Economists at BMO Capital Markets say there is little doubt that the housing market has already hit bottom and is now recovering. “In the past three months (and in 4 of the past 5 ending June), both new and existing home sales increased,” they said before the Case-Shiller release. “Unsold homes on the market still remain relatively high, particularly on the resale front owing to foreclosures, but the inventory overhang is not as huge as it was before, and the associated downward pressure on prices is abating.”
Analysts expect the most closely-watched tracker of nationwide home prices to show prices in the 20 metropolitan areas falling for their 33rd month in June, but the annual pace of decline is expected to improve slightly to -17.9% from -18.1% in May, continuing the minor improvement seen since February.

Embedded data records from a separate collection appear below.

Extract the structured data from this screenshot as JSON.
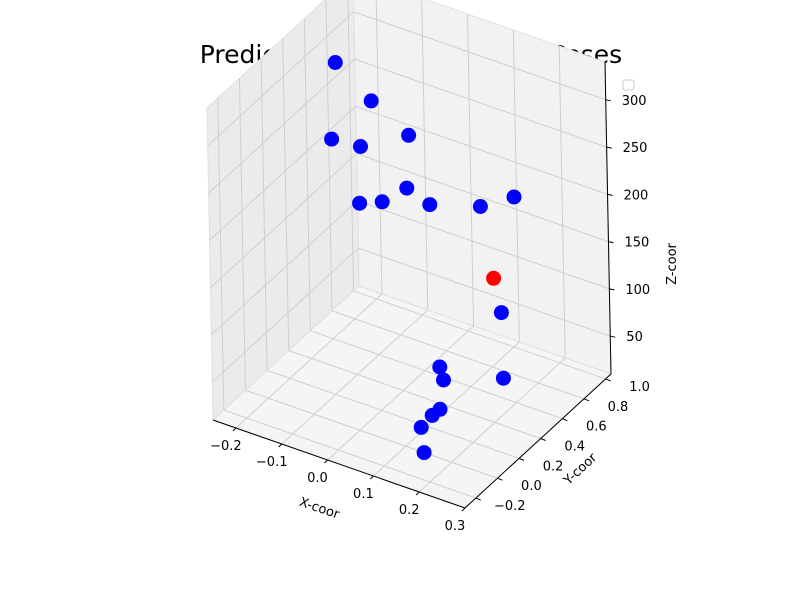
{
  "chart_data": {
    "type": "scatter",
    "title": "Predicted and Ground Truth Poses",
    "xlabel": "X-coor",
    "ylabel": "Y-coor",
    "zlabel": "Z-coor",
    "x_ticks": [
      "−0.2",
      "−0.1",
      "0.0",
      "0.1",
      "0.2",
      "0.3"
    ],
    "y_ticks": [
      "−0.2",
      "0.0",
      "0.2",
      "0.4",
      "0.6",
      "0.8",
      "1.0"
    ],
    "z_ticks": [
      "50",
      "100",
      "150",
      "200",
      "250",
      "300"
    ],
    "xlim": [
      -0.25,
      0.3
    ],
    "ylim": [
      -0.3,
      1.05
    ],
    "zlim": [
      10,
      340
    ],
    "legend": {
      "placement": "top-right",
      "entries": []
    },
    "grid": true,
    "series": [
      {
        "color": "#0000ff",
        "points": [
          {
            "x": -0.22,
            "y": 0.75,
            "z": 283
          },
          {
            "x": -0.2,
            "y": 0.62,
            "z": 219
          },
          {
            "x": -0.15,
            "y": 0.78,
            "z": 251
          },
          {
            "x": -0.12,
            "y": 0.55,
            "z": 232
          },
          {
            "x": -0.05,
            "y": 0.7,
            "z": 240
          },
          {
            "x": -0.1,
            "y": 0.45,
            "z": 186
          },
          {
            "x": -0.06,
            "y": 0.49,
            "z": 190
          },
          {
            "x": -0.02,
            "y": 0.55,
            "z": 205
          },
          {
            "x": 0.03,
            "y": 0.55,
            "z": 196
          },
          {
            "x": 0.1,
            "y": 0.72,
            "z": 188
          },
          {
            "x": 0.15,
            "y": 0.82,
            "z": 196
          },
          {
            "x": 0.19,
            "y": 0.52,
            "z": 112
          },
          {
            "x": 0.13,
            "y": 0.23,
            "z": 61
          },
          {
            "x": 0.12,
            "y": 0.24,
            "z": 72
          },
          {
            "x": 0.14,
            "y": 0.08,
            "z": 41
          },
          {
            "x": 0.15,
            "y": 0.11,
            "z": 46
          },
          {
            "x": 0.12,
            "y": 0.06,
            "z": 27
          },
          {
            "x": 0.14,
            "y": 0.0,
            "z": 10
          },
          {
            "x": 0.24,
            "y": 0.32,
            "z": 72
          }
        ]
      },
      {
        "color": "#ff0000",
        "points": [
          {
            "x": 0.15,
            "y": 0.62,
            "z": 131
          }
        ]
      }
    ]
  }
}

“It’s easy to dismiss the idea of a sustained recovery in sales as a fantasy, but at least some elements of both the macro story and the specifics of the new home market support it,” said HFE chief US economist Ian Shepherdson. “The key point here is that homes are more affordable than they’ve ever been, provided you can get a mortgage as the posted rate.”

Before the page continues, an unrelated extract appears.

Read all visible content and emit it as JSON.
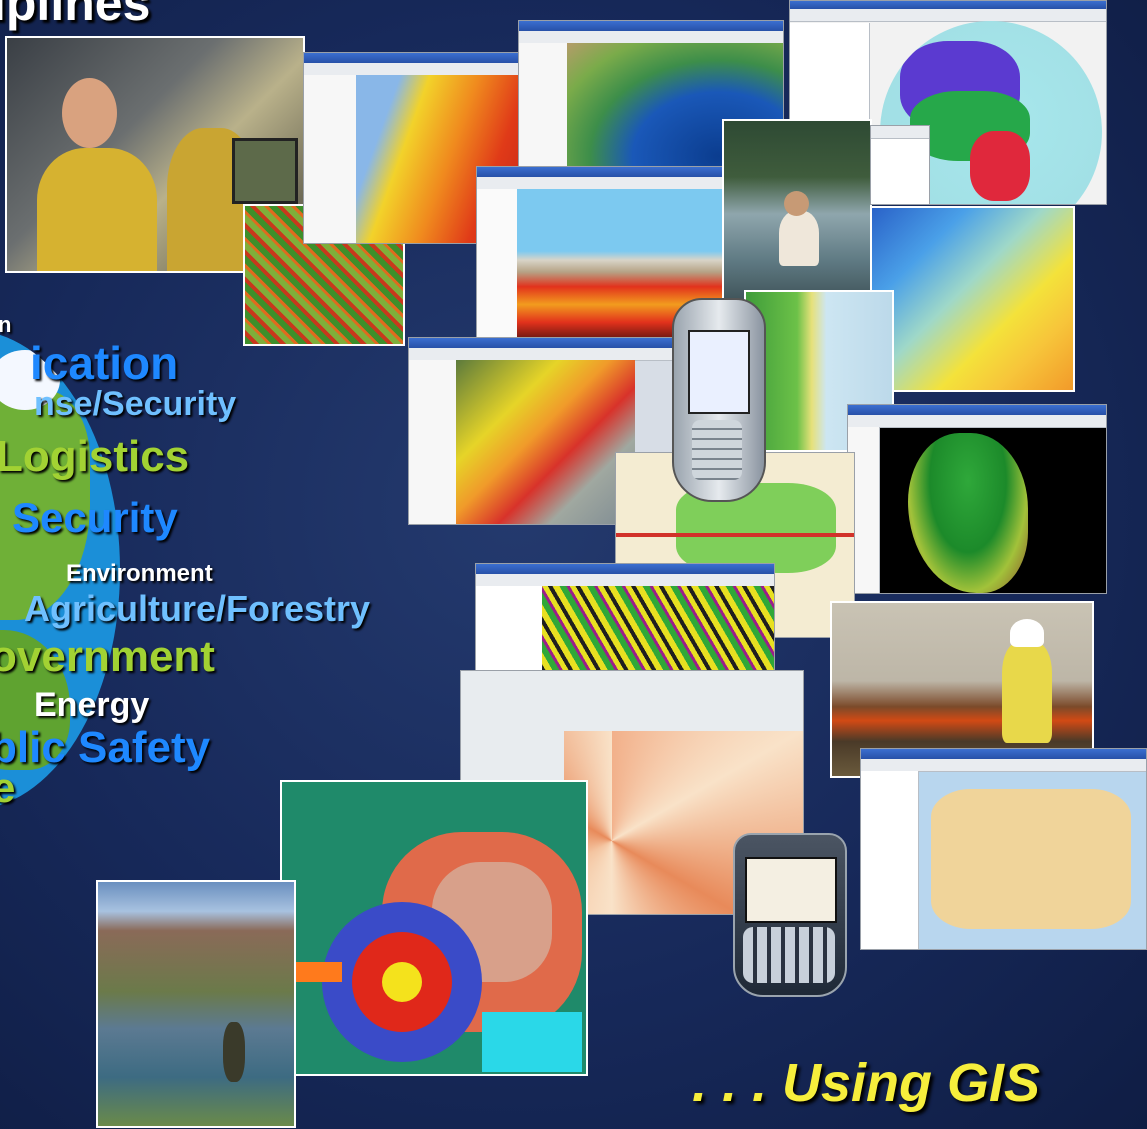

Then, at 10:00, the Conference Board measure of Consumer Confidence is expected to bump slightly to 50.0 in July, after a 49.3 reading in June. Many analysts expect sentiment to fall due to continued losses in the labor market, but two weeks of gains in the stock market, plus falling gas prices, have pushed the median forecast upwards.
Analysts at BMO are particularly optimistic. “Higher equities and lower gasoline prices in the month likely helped consumers regain some of the prior month’s dip in confidence,” they wrote in a client note. “Look for the index to climb several points to 52, still deep in recession territory but well above February’s all-time low of 25.3. Also look for less gloomy labour market prospects.”
At 1:00pm the Treasury Department will auction $42 billion 2 yr notes. Mortgage News Daily's MBS Commentary blog will cover the results and communicate any effects on mortgage rates.
In today’s Headlines:
Gov't Efforts to Reduce Foreclosures Failing: “An Obama administration effort to reduce home foreclosures by lowering the mortgage payments of struggling borrowers before they fall behind is failing to help as many people as expected,” reports the Wall Street Journal. “Among the problems: Some homeowners are being told they must be behind on their payments to receive help, which runs counter to the aim of the program. In other cases, delays are so long that borrowers who are current on their payments when they ask for a loan modification are delinquent by the time they receive one. There is also confusion about who qualifies. Administration officials have summoned executives of 25 mortgage-servicing companies to Washington on Tuesday to discuss efforts to help borrowers, both delinquent and at risk.”
US$ Sinking: “The U.S. dollar index (DXY) tested a new low for the year (78.315) as investors and traders increased their bets that the global recession is over,” said TJ Marta in the Overnight Express. “The greenback underperformed all other major currencies. The AUD by far outperformed the others as RBA Governor Glenn Stevens opined that the current economic downturn might not turn out for Australia “to be one of the more serious ones of the post-War era, in contrast to the experiences of so many other countries”.